The committee might next issue, on the part of the president and council of the new society, a series of invitations to guests at their social gatherings, where differences of rank should be studiously ignored. The judicious management of these gatherings would, of course, require considerable tact, but there are abundant precedents for them, among which I need only mention the meetings of the Primrose League at one end of the scale, and those held in Toynbee Hall at the other end. Given a not inclement day, an hour suitable to the occasion, a park or large garden to meet in, these informal yet select reunions might be made exceedingly pleasant, and very helpful to the eugenic cause.
The inquiries made by the committee when they were considering the names of strangers to whom invitations ought to be sent, would put them in possession of a large fund of information concerning the qualities of many notable individuals in their district, and their family histories. These family histories should be utilised for eugenic studies, and it should be the duty of the local council to cause them to be tabulated in an orderly way, and to communicate the more significant of them to the central society.
The chief of the notable qualities, to which I refer in the preceding paragraph, is the possession of what I will briefly call by the general term of “Worth.” By this I mean the civic worthiness, or the value to the State, of a person, as it would probably be assessed by experts, or, say, by such of his fellow-workers as have earned the respect of the community in the midst of which they live. Thus the worth of soldiers would be such as it would be rated by respected soldiers, students by students, business men by business men, artists by artists, and so on. The State is a vastly complex organism, and the hope of obtaining a proportional representation of its best parts should be an avowed object of issuing invitations to these gatherings.
Speaking only for myself, if I had to classify persons according to worth, I should consider each of them under the three heads of physique, ability, and character, subject to the provision that inferiority in any one of the three should outweigh superiority in the other two. I rank physique first, because it is not only very valuable in itself and allied to many other good qualities, but has the additional merit of being easily rated. Ability I should place second on similar grounds, and character third, though in real importance it stands first of all. It is very difficult to rate character justly; the tenure of a position of trust is only a partial test of it, though a good one so far as it goes. Again, I wish to say emphatically that in what I have thrown out I have no desire to impose my own judgment on others, especially as I feel persuaded that almost any intelligent committee would so distribute their invitations to strangers as to include most, though perhaps not all, of the notable persons in the district.

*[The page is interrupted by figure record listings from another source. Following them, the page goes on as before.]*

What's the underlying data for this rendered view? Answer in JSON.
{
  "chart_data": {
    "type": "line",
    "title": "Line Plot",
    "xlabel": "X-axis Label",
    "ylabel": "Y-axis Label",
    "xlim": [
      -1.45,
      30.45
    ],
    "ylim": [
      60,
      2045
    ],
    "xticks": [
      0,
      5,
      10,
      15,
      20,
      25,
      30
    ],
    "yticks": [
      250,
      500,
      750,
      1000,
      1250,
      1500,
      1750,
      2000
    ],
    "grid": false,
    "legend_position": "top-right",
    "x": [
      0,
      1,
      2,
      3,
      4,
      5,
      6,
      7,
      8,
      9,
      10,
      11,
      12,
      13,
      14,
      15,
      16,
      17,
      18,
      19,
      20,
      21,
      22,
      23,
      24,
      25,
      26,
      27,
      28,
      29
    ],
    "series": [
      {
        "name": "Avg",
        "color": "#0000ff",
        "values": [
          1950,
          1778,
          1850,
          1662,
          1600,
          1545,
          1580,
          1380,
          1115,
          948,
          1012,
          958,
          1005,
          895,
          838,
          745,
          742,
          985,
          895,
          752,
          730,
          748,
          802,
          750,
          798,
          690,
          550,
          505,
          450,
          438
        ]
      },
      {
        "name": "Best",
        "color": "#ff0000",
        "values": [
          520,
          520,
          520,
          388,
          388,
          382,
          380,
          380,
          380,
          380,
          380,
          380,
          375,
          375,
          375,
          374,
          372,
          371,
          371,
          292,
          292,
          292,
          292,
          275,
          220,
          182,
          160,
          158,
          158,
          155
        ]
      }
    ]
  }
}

By the continued action of local associations as described thus far, a very large amount of good work in eugenics would be incidentally done. Family histories would become familiar topics, the existence of good stocks would be discovered, and many persons of “worth” would be appreciated and made acquainted with each other who were formerly known only to a very restricted circle. It is probable that these persons, in their struggle to obtain appointments, would often receive valuable help from local sympathisers with eugenic principles. If local societies did no more than this for many years to come, they would have fully justified their existence by their valuable services.